There are a lot of reasons that this breakdown in learning might be taking place, but there's one, in particular, that's regularly misunderstood. Essentially, we think that athletes should be able to learn whatever we teach them.
Reality is much more complicated.
Enter: the zone of proximal development. This isn't a cure-all for coaching, but it's a way of more accurately assessing what your athletes (or any performer, really) are ready for in their learning and helping to make that learning accessible.
Learning and the Goldilocks Principle
How many times has a practice task you've designed:
Asked an athlete to remember/do 3+ things.
Required a skill that hasn't been rehearsed recently.
Relied heavily on recall or past coaching experiences.
These features are common in a normal sports practice, yet the task design makes several assumptions about what the athlete is capable of. The task that you designed that meets these criteria is HARD!
We need to back up a step.
Before we teach anything, we need to ask: Is this task too easy, too hard, or just right?
Assess task difficulty
If you had to guess how many athletes could readily perform the task you're asking them to do, what percentage would be able to do it right away? What percentage would not be able to do it at all? What percentage would have to work hard, but could get there?
If too many can do it right away, you'll get boredom.
If not enough can do it at all, you'll get apathy or worse, withdrawal and quitting.
You want to get it just right.
Numerically, just right looks like 70-80% of your athletes needing to put in some hard work to get it done. For the other 20-30%, your attention can be put on building the skills the athletes need to join the larger group or extending the existing task to a slightly harder level for those who would excel right away.
Understand the Zone
Based on an accurate assessment of what your athletes are capable of right now, you can build the scaffolding and steps to what you'd ultimately like them to accomplish. This requires deliberate planning and sequentially introducing concepts and skills, revisiting those concepts and skills often and spaced appropriately, and regularly gauging your athletes' sense of competence in their performance.
For the Zone of Proximal Development to work for you, you have to regularly assess the real skill development of your athletes. If they're unable to do something you're asking them to do, it's highly unlikely that they just "don't get it" or "can't do it." It's much more likely that there's a gap between what they can do, and what you're asking them to do.
The Zone of Proximal Development is about making that gap bridgeable. By understanding what your athletes are capable of, and having a clear picture of the progression of where their skills should go, you can effectively design tasks that keep them engaged and challenged, which makes the learning and skill-building stickier.
Remember your role as a coach
Teaching new skills can be one of the most exciting or one of the most frustrating parts of coaching. Typically, it's frustrating for coaches who over-identify with the progress of their athletes - they take their athletes' failure to execute personally.

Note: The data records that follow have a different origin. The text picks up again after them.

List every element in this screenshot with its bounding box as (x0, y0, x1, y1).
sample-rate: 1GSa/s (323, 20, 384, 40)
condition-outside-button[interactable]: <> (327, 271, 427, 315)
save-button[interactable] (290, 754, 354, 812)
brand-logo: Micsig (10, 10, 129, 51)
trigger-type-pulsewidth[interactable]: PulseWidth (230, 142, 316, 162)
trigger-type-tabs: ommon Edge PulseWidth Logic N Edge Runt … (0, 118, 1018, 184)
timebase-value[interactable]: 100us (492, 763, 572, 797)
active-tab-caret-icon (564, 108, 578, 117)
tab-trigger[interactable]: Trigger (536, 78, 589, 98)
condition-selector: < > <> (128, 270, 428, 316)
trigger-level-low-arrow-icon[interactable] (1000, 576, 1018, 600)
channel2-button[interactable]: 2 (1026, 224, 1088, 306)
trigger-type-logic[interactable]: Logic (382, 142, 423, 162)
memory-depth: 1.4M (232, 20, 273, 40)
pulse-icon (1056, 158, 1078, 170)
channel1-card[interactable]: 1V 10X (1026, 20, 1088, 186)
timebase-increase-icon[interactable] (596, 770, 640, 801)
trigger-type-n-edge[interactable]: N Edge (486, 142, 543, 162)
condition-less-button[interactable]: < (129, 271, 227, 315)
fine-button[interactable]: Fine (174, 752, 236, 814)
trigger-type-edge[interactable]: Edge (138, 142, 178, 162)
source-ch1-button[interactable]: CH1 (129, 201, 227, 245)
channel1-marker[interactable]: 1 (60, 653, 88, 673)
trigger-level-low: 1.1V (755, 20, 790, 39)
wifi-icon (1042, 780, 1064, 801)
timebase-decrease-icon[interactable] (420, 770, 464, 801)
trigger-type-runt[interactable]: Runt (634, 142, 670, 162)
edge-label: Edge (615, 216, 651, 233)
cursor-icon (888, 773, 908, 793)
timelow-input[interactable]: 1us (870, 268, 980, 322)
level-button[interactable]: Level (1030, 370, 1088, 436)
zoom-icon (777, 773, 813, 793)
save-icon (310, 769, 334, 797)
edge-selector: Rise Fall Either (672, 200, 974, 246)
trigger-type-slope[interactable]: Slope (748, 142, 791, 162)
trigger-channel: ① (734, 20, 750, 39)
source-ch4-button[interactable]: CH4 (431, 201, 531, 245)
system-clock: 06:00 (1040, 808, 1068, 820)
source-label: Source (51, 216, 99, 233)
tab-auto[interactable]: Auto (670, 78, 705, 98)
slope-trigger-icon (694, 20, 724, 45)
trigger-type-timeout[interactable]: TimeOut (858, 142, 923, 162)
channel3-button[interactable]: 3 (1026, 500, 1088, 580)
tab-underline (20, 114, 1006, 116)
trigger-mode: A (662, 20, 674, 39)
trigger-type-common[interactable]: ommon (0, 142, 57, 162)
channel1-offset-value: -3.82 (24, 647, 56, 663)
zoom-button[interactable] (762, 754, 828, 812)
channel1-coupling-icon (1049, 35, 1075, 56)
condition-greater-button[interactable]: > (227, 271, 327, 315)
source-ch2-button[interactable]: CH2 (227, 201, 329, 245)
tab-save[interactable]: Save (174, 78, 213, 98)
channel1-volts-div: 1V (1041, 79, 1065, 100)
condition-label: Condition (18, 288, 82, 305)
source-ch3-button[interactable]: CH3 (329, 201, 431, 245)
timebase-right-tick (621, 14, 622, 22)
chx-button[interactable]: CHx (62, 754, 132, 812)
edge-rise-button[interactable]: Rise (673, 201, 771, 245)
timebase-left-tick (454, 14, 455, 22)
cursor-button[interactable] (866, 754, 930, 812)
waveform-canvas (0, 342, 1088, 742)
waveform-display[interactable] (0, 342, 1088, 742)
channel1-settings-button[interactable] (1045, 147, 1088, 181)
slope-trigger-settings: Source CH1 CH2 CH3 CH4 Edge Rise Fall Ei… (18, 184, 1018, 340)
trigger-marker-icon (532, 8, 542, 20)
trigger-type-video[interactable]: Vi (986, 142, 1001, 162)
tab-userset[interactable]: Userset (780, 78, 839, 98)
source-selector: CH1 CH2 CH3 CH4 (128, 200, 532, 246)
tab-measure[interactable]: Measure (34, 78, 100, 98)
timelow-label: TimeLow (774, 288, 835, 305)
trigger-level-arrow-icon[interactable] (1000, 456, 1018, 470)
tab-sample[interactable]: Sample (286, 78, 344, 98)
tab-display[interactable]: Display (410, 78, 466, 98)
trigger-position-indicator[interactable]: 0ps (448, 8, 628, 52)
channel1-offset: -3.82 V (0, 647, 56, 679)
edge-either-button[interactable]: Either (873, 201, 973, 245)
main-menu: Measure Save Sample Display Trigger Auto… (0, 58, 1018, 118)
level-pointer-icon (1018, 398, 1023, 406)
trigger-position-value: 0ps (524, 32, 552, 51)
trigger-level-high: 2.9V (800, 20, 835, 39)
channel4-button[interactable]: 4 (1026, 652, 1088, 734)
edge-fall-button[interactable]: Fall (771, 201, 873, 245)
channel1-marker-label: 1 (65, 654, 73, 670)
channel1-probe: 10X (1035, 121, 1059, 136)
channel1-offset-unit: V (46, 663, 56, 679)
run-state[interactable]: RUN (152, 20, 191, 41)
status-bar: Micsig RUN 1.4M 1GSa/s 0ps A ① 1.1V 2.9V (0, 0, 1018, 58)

Your job isn't to make it so that everyone succeeds - your job is to put everyone in a position to be successful. The athlete needs to do the work.
As a coach, your role is to guide the player from their current ability level to the desired ability level. You can't do the learning and the work for them.
What you can do is provide clear, specific feedback about what the athlete needs to do to improve and reach the desired destination.
You're bridging the gap between where your athletes are and where they need to be, which is the essence of great coaching.
Reflective Questions
Are your tasks too hard, too easy, or just right?
How can you better scaffold the skills you'd like athletes to learn?